Those looking to buy David Bowie’s albums online are out of luck — at least for now.
Online retail giant Amazon has sold of every copy of Bowie album Blackstar in the wake of his death this week. Fuse noted that Amazon listed “temporarily out of stock” of every CD and vinyl edition of the new album.
But it’s not just that. The report noted that every single other David Bowie album was also listed as out of stock. It could be a while before they’re back, as the site listed his 2013 comeback album The Next Day as out of stock until January 19.
There is still a chance to buy David Bowie’s albums outside of Amazon. Other sites do have copies of his music in stock, and most of his LPs are available through the third-party vendors that do business on Amazon. They’re also available for instant download both on Amazon and iTunes.
The singer’s death this week has led to a huge boost in popularity for his music, with many people taking to the internet to remember the music legend through his songs. Within minutes of when news of his death broke, Bowie’s songs jumped to the top spot on iTunes and Spotify and stayed there.
The surge was immediate. Mashable noted.
“Spotify reported that plays of Bowie’s back catalogue jumped a whopping 2700% after news of his death broke globally. At the time of writing, his most streamed songs include the ballad ‘Heroes,’ Queen collaboration ‘Under Pressure,’ the smash-hit ‘Space Oddity’ and ‘Let’s Dance,’ according to Spotify.”

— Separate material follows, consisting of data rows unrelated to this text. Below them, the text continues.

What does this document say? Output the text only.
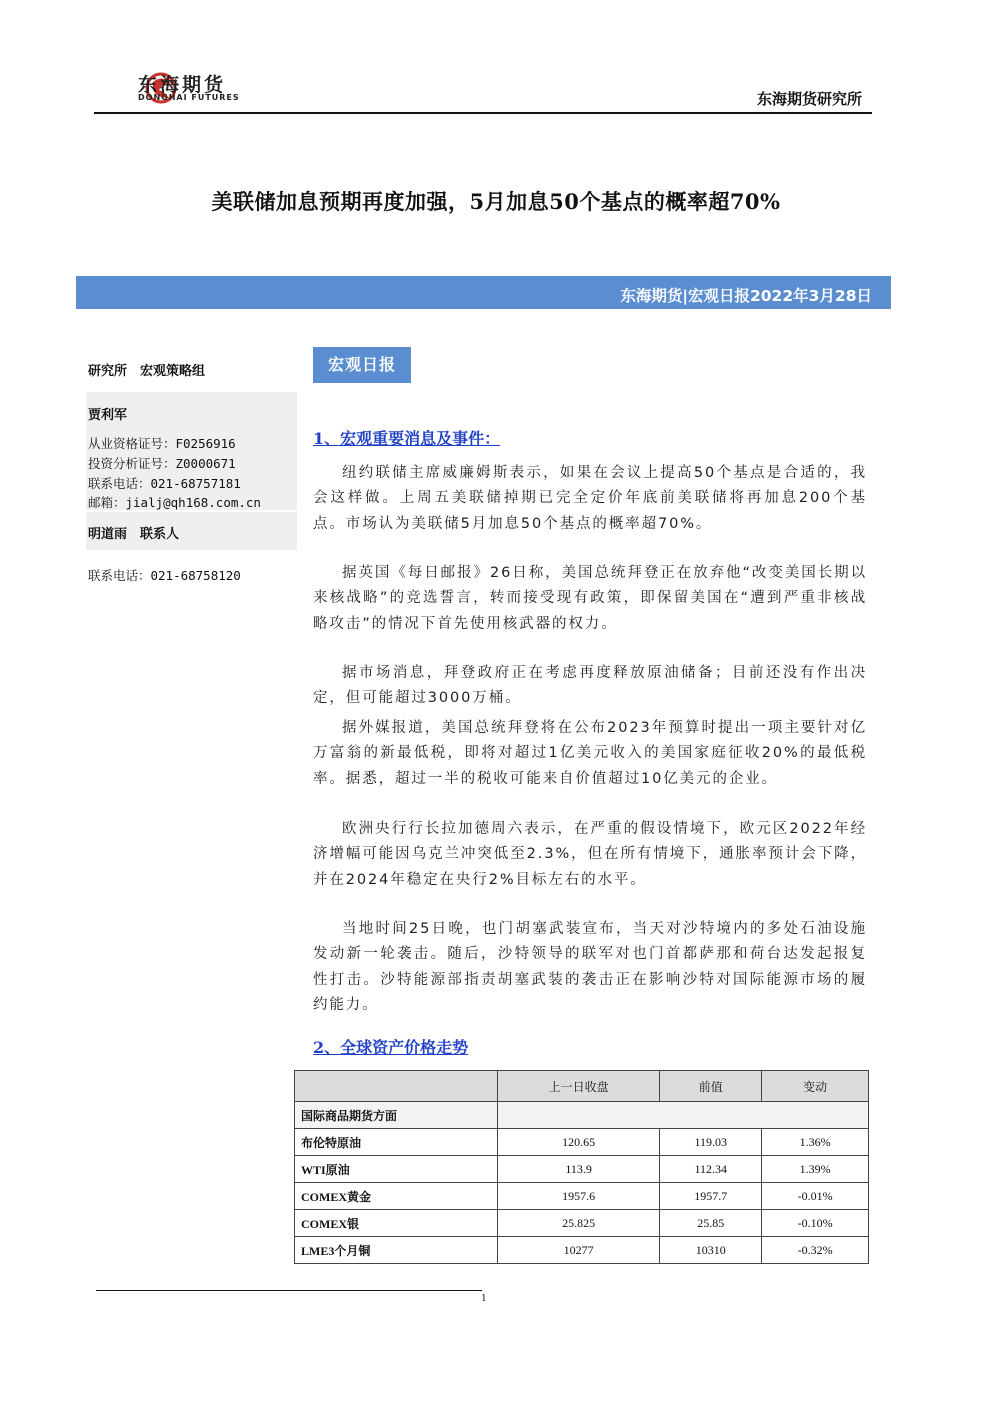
东海期货
DONGHAI FUTURES	东海期货研究所
美联储加息预期再度加强，5月加息50个基点的概率超70%
东海期货|宏观日报2022年3月28日
研究所　宏观策略组
贾利军
从业资格证号：F0256916
投资分析证号：Z0000671
联系电话：021-68757181
邮箱：jialj@qh168.com.cn
明道雨　联系人
联系电话：021-68758120
宏观日报
1、宏观重要消息及事件：
纽约联储主席威廉姆斯表示，如果在会议上提高50个基点是合适的，我会这样做。上周五美联储掉期已完全定价年底前美联储将再加息200个基点。市场认为美联储5月加息50个基点的概率超70%。
据英国《每日邮报》26日称，美国总统拜登正在放弃他“改变美国长期以来核战略”的竞选誓言，转而接受现有政策，即保留美国在“遭到严重非核战略攻击”的情况下首先使用核武器的权力。
据市场消息，拜登政府正在考虑再度释放原油储备；目前还没有作出决定，但可能超过3000万桶。
据外媒报道，美国总统拜登将在公布2023年预算时提出一项主要针对亿万富翁的新最低税，即将对超过1亿美元收入的美国家庭征收20%的最低税率。据悉，超过一半的税收可能来自价值超过10亿美元的企业。
欧洲央行行长拉加德周六表示，在严重的假设情境下，欧元区2022年经济增幅可能因乌克兰冲突低至2.3%，但在所有情境下，通胀率预计会下降，并在2024年稳定在央行2%目标左右的水平。
当地时间25日晚，也门胡塞武装宣布，当天对沙特境内的多处石油设施发动新一轮袭击。随后，沙特领导的联军对也门首都萨那和荷台达发起报复性打击。沙特能源部指责胡塞武装的袭击正在影响沙特对国际能源市场的履约能力。
2、全球资产价格走势
	上一日收盘	前值	变动
国际商品期货方面			
布伦特原油	120.65	119.03	1.36%
WTI原油	113.9	112.34	1.39%
COMEX黄金	1957.6	1957.7	-0.01%
COMEX银	25.825	25.85	-0.10%
LME3个月铜	10277	10310	-0.32%
1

“Meanwhile, on iTunes, fans celebrated Bowie’s musical achievements by purchasing the rocker’s new album, Blackstar, causing it to skyrocket to the No. 1 spot on the iTunes Store’s chart. At time of writing, the rocker’s greatest hits album, Best of Bowie, had jumped to No. 2, while The Rise and Fall of Ziggy Stardust and the Spiders From Mars sits comfortably within the top five at number four. All told, Bowie had five albums in the iTunes top 10 and 11 in the top 20.”
NME took a look at the most popular songs in the days after his death. Bowie’s “Let’s Dance” had the biggest boost, with a 3,942 percent increase, following by “Heroes” with a 3,630 percent increase. Other popular songs included “Blackstar,” “Lazarus,” and “Life on Mars.”
“Even in his final days as he battled late-stage cancer, David Bowie may have had his fans in mind. His producer confirmed this week that Bowie carefully orchestrated the release of his final single, ‘Lazarus,’ as a gift to his fans,” the Telegraph reported.
“David Bowie’s final record was a carefully-orchestrated farewell to his fans, his producer has confirmed,” the report noted. “‘ Lazarus,’ released on the Bowie’s 69th birthday just two days before his death, opens with the lyrics: ‘Look up here, I’m in Heaven!’ “
— Slate (@Slate) January 13, 2016
In a message on his Facebook page, producer Tony Visconti said Bowie’s death was “a work of Art.”
“He made Blackstar for us, his parting gift,” he wrote. “I knew for a year this was the way it would be. I wasn’t, however, prepared for it.
“He was an extraordinary man, full of love and life. He will always be with us.”
— Robert Gruettner (@mediachild) January 12, 2016
With so many people going online to buy David Bowie’s albums, there are accusations that online retailers are trying to capitalize on it. There are allegations that Amazon is raising the prices, though this has not been confirmed and some note it could easily be Photoshopped.